Insomnia. Almost everybody has it at one time or another. Some poor souls live (or barely live) with it. It’s hard to know exactly how widespread it is: As many as 30 percent of the U.S. population, or as few as 9 percent, suffer from some form of it. Critics maintain that the higher estimates are overblown, partly by insomniacs themselves, for whom 10 minutes of being wide-eyed in bed feels like an hour, and by the pharmaceutical industry (that all-purpose villain) in order to sell billions of dollars worth of sleeping potions.
Why we get insomnia, which parts of the brain are most implicated, how it actually hurts us, even what it is exactly, all remain largely a mystery, as does sleep itself. What’s undisputed is that sleep is as necessary to physical and mental health as air and water, and that, without it, we suffer—often severely. So, those annoying world-beaters who brag about needing only four hours of sleep a night are perhaps not being entirely candid. According to sleep expert Thomas Roth of the Henry Ford Sleep Disorders Center in Detroit, “The percentage of the population who need less than five hours of sleep per night, rounded to a whole number, is zero.”

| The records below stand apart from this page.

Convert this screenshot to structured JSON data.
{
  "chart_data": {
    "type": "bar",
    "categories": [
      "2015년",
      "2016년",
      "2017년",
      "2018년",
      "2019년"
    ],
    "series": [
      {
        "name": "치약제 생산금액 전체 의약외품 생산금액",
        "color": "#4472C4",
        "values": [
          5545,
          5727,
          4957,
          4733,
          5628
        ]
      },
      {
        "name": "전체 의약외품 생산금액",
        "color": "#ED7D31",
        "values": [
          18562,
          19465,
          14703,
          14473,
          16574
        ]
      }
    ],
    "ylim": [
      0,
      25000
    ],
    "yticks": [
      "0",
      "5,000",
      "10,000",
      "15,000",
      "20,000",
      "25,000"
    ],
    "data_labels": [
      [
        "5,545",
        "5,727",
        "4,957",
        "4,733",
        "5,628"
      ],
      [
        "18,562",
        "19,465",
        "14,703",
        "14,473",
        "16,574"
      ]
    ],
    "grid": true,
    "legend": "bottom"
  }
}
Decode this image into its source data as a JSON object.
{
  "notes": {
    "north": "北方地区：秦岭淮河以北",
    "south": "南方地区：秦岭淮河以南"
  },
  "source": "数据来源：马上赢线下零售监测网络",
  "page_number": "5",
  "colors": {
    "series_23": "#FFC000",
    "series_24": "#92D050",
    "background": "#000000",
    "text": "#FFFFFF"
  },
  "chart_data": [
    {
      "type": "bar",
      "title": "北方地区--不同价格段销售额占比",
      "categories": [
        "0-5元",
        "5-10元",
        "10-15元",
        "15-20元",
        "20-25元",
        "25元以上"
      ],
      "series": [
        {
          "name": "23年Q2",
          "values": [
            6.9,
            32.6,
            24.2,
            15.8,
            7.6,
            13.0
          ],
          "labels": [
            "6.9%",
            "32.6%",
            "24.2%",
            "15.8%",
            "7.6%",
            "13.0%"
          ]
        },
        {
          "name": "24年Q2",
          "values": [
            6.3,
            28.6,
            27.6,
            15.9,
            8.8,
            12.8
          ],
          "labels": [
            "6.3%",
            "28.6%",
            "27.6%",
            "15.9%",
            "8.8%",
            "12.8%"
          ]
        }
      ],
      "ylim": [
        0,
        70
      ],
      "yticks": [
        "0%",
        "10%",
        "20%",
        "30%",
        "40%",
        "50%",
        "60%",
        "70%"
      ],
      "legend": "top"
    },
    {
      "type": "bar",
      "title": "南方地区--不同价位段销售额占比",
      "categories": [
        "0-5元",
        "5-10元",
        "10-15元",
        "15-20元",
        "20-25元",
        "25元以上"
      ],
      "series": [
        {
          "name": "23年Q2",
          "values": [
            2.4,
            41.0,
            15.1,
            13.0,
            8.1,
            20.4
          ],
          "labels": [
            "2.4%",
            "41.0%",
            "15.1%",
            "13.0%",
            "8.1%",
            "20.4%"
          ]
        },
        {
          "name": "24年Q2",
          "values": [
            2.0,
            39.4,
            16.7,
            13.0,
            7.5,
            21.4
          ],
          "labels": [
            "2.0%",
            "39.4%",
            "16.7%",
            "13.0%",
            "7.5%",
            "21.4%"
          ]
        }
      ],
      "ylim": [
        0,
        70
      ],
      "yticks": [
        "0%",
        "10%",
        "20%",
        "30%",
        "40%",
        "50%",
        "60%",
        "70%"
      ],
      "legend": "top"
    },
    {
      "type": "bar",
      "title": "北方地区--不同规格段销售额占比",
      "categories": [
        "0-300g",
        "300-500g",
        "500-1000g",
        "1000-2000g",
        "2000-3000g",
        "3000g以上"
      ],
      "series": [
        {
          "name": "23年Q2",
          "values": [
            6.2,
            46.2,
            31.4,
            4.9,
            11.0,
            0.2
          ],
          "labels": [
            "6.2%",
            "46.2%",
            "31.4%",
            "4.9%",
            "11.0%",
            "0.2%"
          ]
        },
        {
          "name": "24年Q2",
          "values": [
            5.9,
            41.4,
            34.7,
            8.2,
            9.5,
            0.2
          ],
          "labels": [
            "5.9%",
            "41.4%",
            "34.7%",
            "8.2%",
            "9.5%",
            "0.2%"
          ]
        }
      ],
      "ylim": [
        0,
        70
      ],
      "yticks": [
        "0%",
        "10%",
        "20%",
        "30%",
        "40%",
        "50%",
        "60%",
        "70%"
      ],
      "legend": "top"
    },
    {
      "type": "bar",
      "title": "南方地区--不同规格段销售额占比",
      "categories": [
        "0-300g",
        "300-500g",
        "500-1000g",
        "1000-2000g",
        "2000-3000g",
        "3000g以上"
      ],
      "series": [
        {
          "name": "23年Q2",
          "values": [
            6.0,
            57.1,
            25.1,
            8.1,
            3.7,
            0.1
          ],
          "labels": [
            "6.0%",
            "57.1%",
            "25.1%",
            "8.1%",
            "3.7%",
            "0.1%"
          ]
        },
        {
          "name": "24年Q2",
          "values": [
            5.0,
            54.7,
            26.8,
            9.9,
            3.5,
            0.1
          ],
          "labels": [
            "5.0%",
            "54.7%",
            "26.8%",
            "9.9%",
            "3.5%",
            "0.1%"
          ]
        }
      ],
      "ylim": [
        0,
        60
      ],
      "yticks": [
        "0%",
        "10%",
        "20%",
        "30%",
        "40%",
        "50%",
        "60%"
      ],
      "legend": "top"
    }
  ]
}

Yet if a vast conspiracy were afoot to create an entire civilization of insomniacs, it would operate pretty much the way our society does now. According to the National Sleep Foundation, the average working American now sleeps about six and a half hours a night—even fewer for ambitious careerists—down from eight hours a generation ago. Thanks to technology, particularly the Internet, there’s nothing you can do during the day that you can’t do at night. We can work, play, buy, gamble, and follow the latest news in Karachi, without stopping for a time-waster like sleep.
It turns out, though, that for well over a century we’ve been insulting our natural wake-sleep cycle by expecting to fall asleep precisely at 10 or 11 p.m., sleep solidly the entire night, and wake promptly at 6 or 7 a.m. There’s accumulating scientific and historical evidence that human beings, like many of our mammalian cousins, weren’t meant to follow what we consider a “normal” wake-sleep pattern of two strictly segregated blocks of time—16 uninterrupted hours awake, 8 uninterrupted hours asleep.